Canis Minor is usually identified as one of the dogs of Orion. But in one legend, the constellation represents Maera, dog of Icarius, the man whom the god Dionysus first taught to make wine. When Icarius gave his wine to some shepherds for tasting, they rapidly became drunk. Suspecting that Icarius had poisoned them, they killed him. Maera ran howling to Icarius’s daughter and led her to her father’s body. In grief, both the daughter and the dog took their own lives where Icarius lay. Zeus placed their images among the stars as a reminder to all men the perils of overindulgence.
The most popular legend involves Orion and his two dogs. Orion fell in love with a beautiful woman with a suspicious father. The father promised Orion his daughters hand in marriage but only if he successfully completed a few “tasks”. For Orion and his dogs, these few tasks became more and more tasks when finally, Orion gave up and left in disgust. And with a broken heart.
His heart was finally mended when he met Artemis, the huntress daughter of Zeus. Upon finally meeting his soul-mate, Orion burst out “I am so happy I could kill every beast on Earth!”
Well that didn’t go too well with Mother Earth. That night while Artemis was carrying the moon through the sky with Orion wistfully watching with love-struck eyes, Mother Earth sent a scorpion that stung the mighty hunter on his foot, killing Orion instantly.
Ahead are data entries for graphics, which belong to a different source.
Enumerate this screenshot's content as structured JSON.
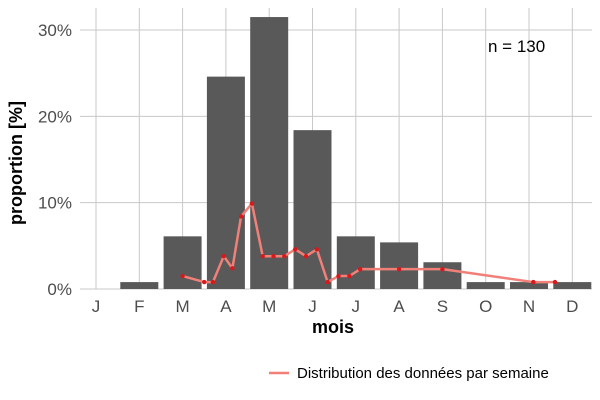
{
  "chart_data": {
    "type": "bar",
    "xlabel": "mois",
    "ylabel": "proportion [%]",
    "categories": [
      "J",
      "F",
      "M",
      "A",
      "M",
      "J",
      "J",
      "A",
      "S",
      "O",
      "N",
      "D"
    ],
    "values": [
      0,
      0.8,
      6.1,
      24.6,
      31.5,
      18.4,
      6.1,
      5.4,
      3.1,
      0.8,
      0.8,
      0.8
    ],
    "ylim": [
      0,
      33
    ],
    "yticks": [
      0,
      10,
      20,
      30
    ],
    "ytick_labels": [
      "0%",
      "10%",
      "20%",
      "30%"
    ],
    "grid": true,
    "annotation": "n = 130",
    "colors": {
      "bar": "#595959",
      "line": "#f08078",
      "points": "#d7191c",
      "grid": "#c8c8c8"
    },
    "series": [
      {
        "name": "Distribution des données par semaine",
        "type": "line",
        "points": [
          [
            3.0,
            1.5
          ],
          [
            3.5,
            0.8
          ],
          [
            3.7,
            0.8
          ],
          [
            3.95,
            3.8
          ],
          [
            4.15,
            2.4
          ],
          [
            4.35,
            8.4
          ],
          [
            4.6,
            9.9
          ],
          [
            4.85,
            3.8
          ],
          [
            5.1,
            3.8
          ],
          [
            5.35,
            3.8
          ],
          [
            5.6,
            4.6
          ],
          [
            5.85,
            3.8
          ],
          [
            6.1,
            4.6
          ],
          [
            6.35,
            0.8
          ],
          [
            6.6,
            1.5
          ],
          [
            6.85,
            1.5
          ],
          [
            7.1,
            2.3
          ],
          [
            8.0,
            2.3
          ],
          [
            9.0,
            2.3
          ],
          [
            11.1,
            0.8
          ],
          [
            11.6,
            0.8
          ]
        ]
      }
    ],
    "legend": {
      "position": "bottom-right",
      "entries": [
        "Distribution des données par semaine"
      ]
    }
  }
}
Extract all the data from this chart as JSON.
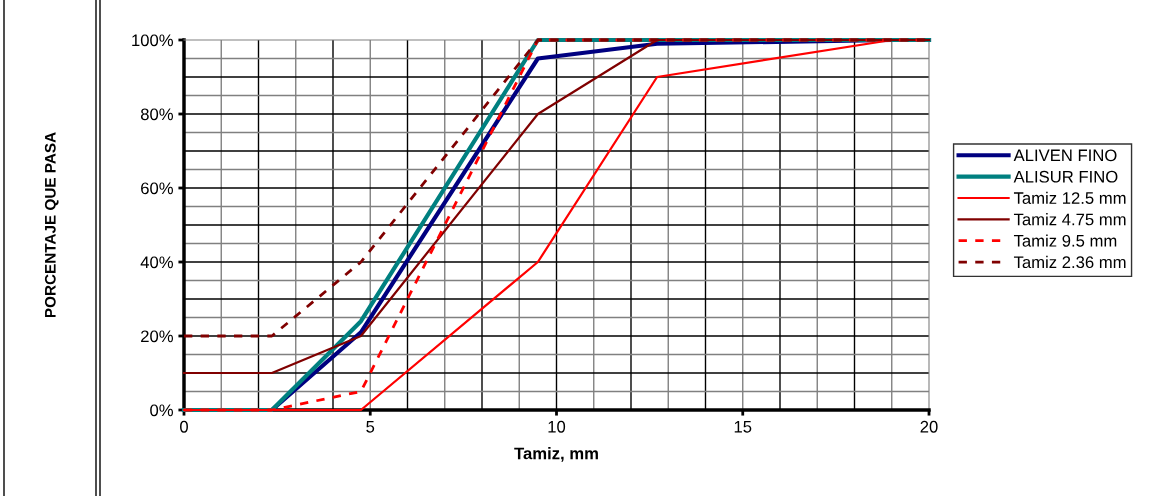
{
  "chart_data": {
    "type": "line",
    "xlabel": "Tamiz, mm",
    "ylabel": "PORCENTAJE QUE PASA",
    "xlim": [
      0,
      20
    ],
    "xticks": [
      0,
      5,
      10,
      15,
      20
    ],
    "ylim": [
      0,
      100
    ],
    "yticks": [
      {
        "value": 0,
        "label": "0%"
      },
      {
        "value": 20,
        "label": "20%"
      },
      {
        "value": 40,
        "label": "40%"
      },
      {
        "value": 60,
        "label": "60%"
      },
      {
        "value": 80,
        "label": "80%"
      },
      {
        "value": 100,
        "label": "100%"
      }
    ],
    "grid": true,
    "legend": "right",
    "marker": "none",
    "series": [
      {
        "name": "ALIVEN FINO",
        "color": "#000080",
        "line_style": "solid",
        "x": [
          0,
          2.36,
          4.75,
          9.5,
          12.7,
          19,
          20
        ],
        "values": [
          0,
          0,
          21,
          95,
          99,
          100,
          100
        ]
      },
      {
        "name": "ALISUR FINO",
        "color": "#008080",
        "line_style": "solid",
        "x": [
          0,
          2.36,
          4.75,
          9.5,
          12.7,
          19,
          20
        ],
        "values": [
          0,
          0,
          24,
          100,
          100,
          100,
          100
        ]
      },
      {
        "name": "Tamiz 12.5 mm",
        "color": "#ff0000",
        "line_style": "solid",
        "x": [
          0,
          2.36,
          4.75,
          9.5,
          12.7,
          19,
          20
        ],
        "values": [
          0,
          0,
          0,
          40,
          90,
          100,
          100
        ]
      },
      {
        "name": "Tamiz 4.75 mm",
        "color": "#800000",
        "line_style": "solid",
        "x": [
          0,
          2.36,
          4.75,
          9.5,
          12.7,
          19,
          20
        ],
        "values": [
          10,
          10,
          20,
          80,
          100,
          100,
          100
        ]
      },
      {
        "name": "Tamiz 9.5 mm",
        "color": "#ff0000",
        "line_style": "dashed",
        "x": [
          0,
          2.36,
          4.75,
          9.5,
          12.7,
          19,
          20
        ],
        "values": [
          0,
          0,
          5,
          100,
          100,
          100,
          100
        ]
      },
      {
        "name": "Tamiz 2.36 mm",
        "color": "#800000",
        "line_style": "dashed",
        "x": [
          0,
          2.36,
          4.75,
          9.5,
          12.7,
          19,
          20
        ],
        "values": [
          20,
          20,
          40,
          100,
          100,
          100,
          100
        ]
      }
    ]
  }
}
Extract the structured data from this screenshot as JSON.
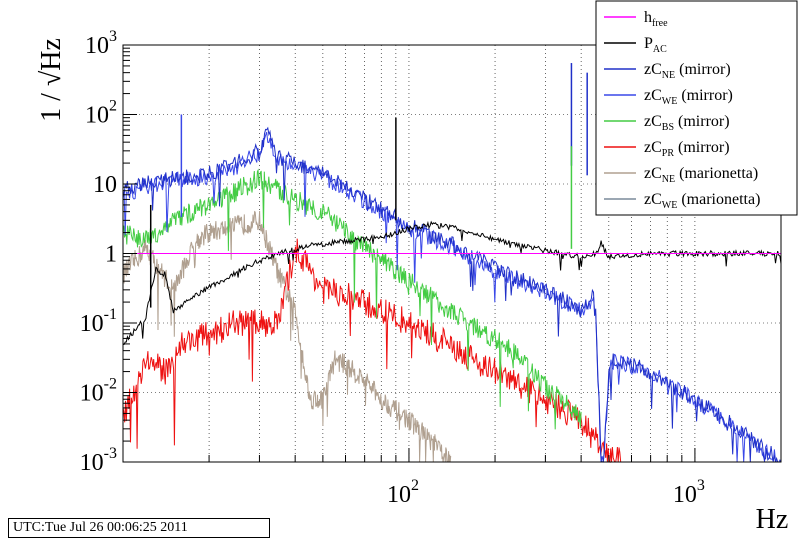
{
  "timestamp": "UTC:Tue Jul 26 00:06:25 2011",
  "chart_data": {
    "type": "line",
    "x_scale": "log",
    "y_scale": "log",
    "xlim": [
      10,
      2000
    ],
    "ylim": [
      0.001,
      1000
    ],
    "xlabel": "Hz",
    "ylabel": "1 / √Hz",
    "grid": true,
    "legend_position": "top-right",
    "x_ticks": [
      {
        "value": 100,
        "base": "10",
        "exp": "2"
      },
      {
        "value": 1000,
        "base": "10",
        "exp": "3"
      }
    ],
    "y_ticks": [
      {
        "value": 1000,
        "base": "10",
        "exp": "3"
      },
      {
        "value": 100,
        "base": "10",
        "exp": "2"
      },
      {
        "value": 10,
        "base": "10",
        "exp": ""
      },
      {
        "value": 1,
        "base": "1",
        "exp": ""
      },
      {
        "value": 0.1,
        "base": "10",
        "exp": "-1"
      },
      {
        "value": 0.01,
        "base": "10",
        "exp": "-2"
      },
      {
        "value": 0.001,
        "base": "10",
        "exp": "-3"
      }
    ],
    "series": [
      {
        "name": "h",
        "sub": "free",
        "suffix": "",
        "color": "#ff00ff",
        "noise": 0,
        "x": [
          10,
          2000
        ],
        "y": [
          1.0,
          1.0
        ]
      },
      {
        "name": "P",
        "sub": "AC",
        "suffix": "",
        "color": "#000000",
        "noise": 0.04,
        "x": [
          10,
          12,
          13,
          14,
          15,
          18,
          22,
          28,
          35,
          45,
          60,
          80,
          100,
          120,
          140,
          180,
          250,
          300,
          400,
          450,
          470,
          500,
          700,
          1000,
          2000
        ],
        "y": [
          0.05,
          0.12,
          0.6,
          0.5,
          0.15,
          0.25,
          0.4,
          0.7,
          1.0,
          1.3,
          1.5,
          1.7,
          2.3,
          2.6,
          2.4,
          1.8,
          1.3,
          1.1,
          0.9,
          1.0,
          1.4,
          0.9,
          1.0,
          1.0,
          1.0
        ]
      },
      {
        "name": "zC",
        "sub": "NE",
        "suffix": " (mirror)",
        "color": "#2030c8",
        "noise": 0.12,
        "x": [
          10,
          12,
          15,
          20,
          25,
          30,
          32,
          35,
          40,
          50,
          70,
          100,
          150,
          200,
          300,
          400,
          440,
          450,
          470,
          480,
          500,
          520,
          700,
          1000,
          1500,
          2000
        ],
        "y": [
          8,
          10,
          12,
          14,
          20,
          30,
          55,
          25,
          20,
          14,
          6,
          2.5,
          1.2,
          0.6,
          0.3,
          0.16,
          0.25,
          0.12,
          0.001,
          0.001,
          0.02,
          0.03,
          0.02,
          0.008,
          0.0025,
          0.001
        ]
      },
      {
        "name": "zC",
        "sub": "WE",
        "suffix": " (mirror)",
        "color": "#3a48e8",
        "noise": 0.12,
        "x": [
          10,
          12,
          15,
          20,
          25,
          30,
          32,
          35,
          40,
          50,
          70,
          100,
          150,
          200,
          300,
          400,
          440,
          450,
          470,
          480,
          500,
          520,
          700,
          1000,
          1500,
          2000
        ],
        "y": [
          7,
          9,
          11,
          13,
          18,
          28,
          50,
          23,
          19,
          13,
          5.5,
          2.3,
          1.1,
          0.55,
          0.28,
          0.15,
          0.23,
          0.11,
          0.001,
          0.001,
          0.019,
          0.029,
          0.019,
          0.0078,
          0.0024,
          0.001
        ]
      },
      {
        "name": "zC",
        "sub": "BS",
        "suffix": " (mirror)",
        "color": "#44cc44",
        "noise": 0.15,
        "x": [
          10,
          12,
          15,
          20,
          25,
          30,
          35,
          40,
          50,
          60,
          80,
          100,
          150,
          200,
          250,
          300,
          350,
          380,
          400
        ],
        "y": [
          2,
          1.5,
          3,
          5,
          8,
          12,
          8,
          6,
          4,
          2,
          0.8,
          0.4,
          0.12,
          0.06,
          0.03,
          0.012,
          0.007,
          0.005,
          0.004
        ]
      },
      {
        "name": "zC",
        "sub": "PR",
        "suffix": " (mirror)",
        "color": "#ee1111",
        "noise": 0.2,
        "x": [
          10,
          12,
          14,
          16,
          20,
          25,
          30,
          35,
          40,
          45,
          50,
          60,
          80,
          100,
          150,
          200,
          300,
          400,
          420,
          450,
          500,
          550
        ],
        "y": [
          0.004,
          0.03,
          0.02,
          0.05,
          0.07,
          0.1,
          0.1,
          0.1,
          1.2,
          0.6,
          0.3,
          0.25,
          0.15,
          0.1,
          0.04,
          0.02,
          0.008,
          0.004,
          0.003,
          0.002,
          0.0012,
          0.001
        ]
      },
      {
        "name": "zC",
        "sub": "NE",
        "suffix": " (marionetta)",
        "color": "#b0a090",
        "noise": 0.15,
        "x": [
          10,
          12,
          15,
          18,
          20,
          25,
          30,
          35,
          40,
          45,
          50,
          55,
          60,
          70,
          80,
          100,
          120,
          140
        ],
        "y": [
          0.5,
          1.2,
          0.3,
          1.5,
          2,
          2.5,
          3,
          0.5,
          0.15,
          0.008,
          0.008,
          0.03,
          0.025,
          0.015,
          0.008,
          0.004,
          0.002,
          0.001
        ]
      },
      {
        "name": "zC",
        "sub": "WE",
        "suffix": " (marionetta)",
        "color": "#7a8a9a",
        "noise": 0.15,
        "x": [
          10,
          12,
          15,
          18,
          20,
          25,
          30,
          35,
          40,
          45,
          50,
          55,
          60,
          70,
          80,
          100,
          120,
          150
        ],
        "y": [
          0.7,
          1.5,
          0.4,
          2,
          3,
          4,
          4,
          0.8,
          0.2,
          0.01,
          0.01,
          0.05,
          0.04,
          0.02,
          0.01,
          0.006,
          0.003,
          0.001
        ]
      }
    ],
    "spikes": [
      {
        "x": 90,
        "y": 90,
        "color": "#000000"
      },
      {
        "x": 370,
        "y": 550,
        "color": "#2030c8"
      },
      {
        "x": 420,
        "y": 400,
        "color": "#2030c8"
      },
      {
        "x": 370,
        "y": 35,
        "color": "#44cc44"
      },
      {
        "x": 12.5,
        "y": 5,
        "color": "#000000"
      },
      {
        "x": 16,
        "y": 100,
        "color": "#3a48e8"
      }
    ]
  }
}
To ease his daughter’s despair, Zeus picked up Orion’s body and placed it in the sky. So he would never be lonely, Zeus placed Orion’s loyal hunting dogs with him in the sky and called them Canis Major and Canis Minor.
Even the Gods of Olympus knew that the heavens would not be complete without our loving and faithful dogs beside us. And with one more important lesson:
It’s not nice to fool Mother Nature.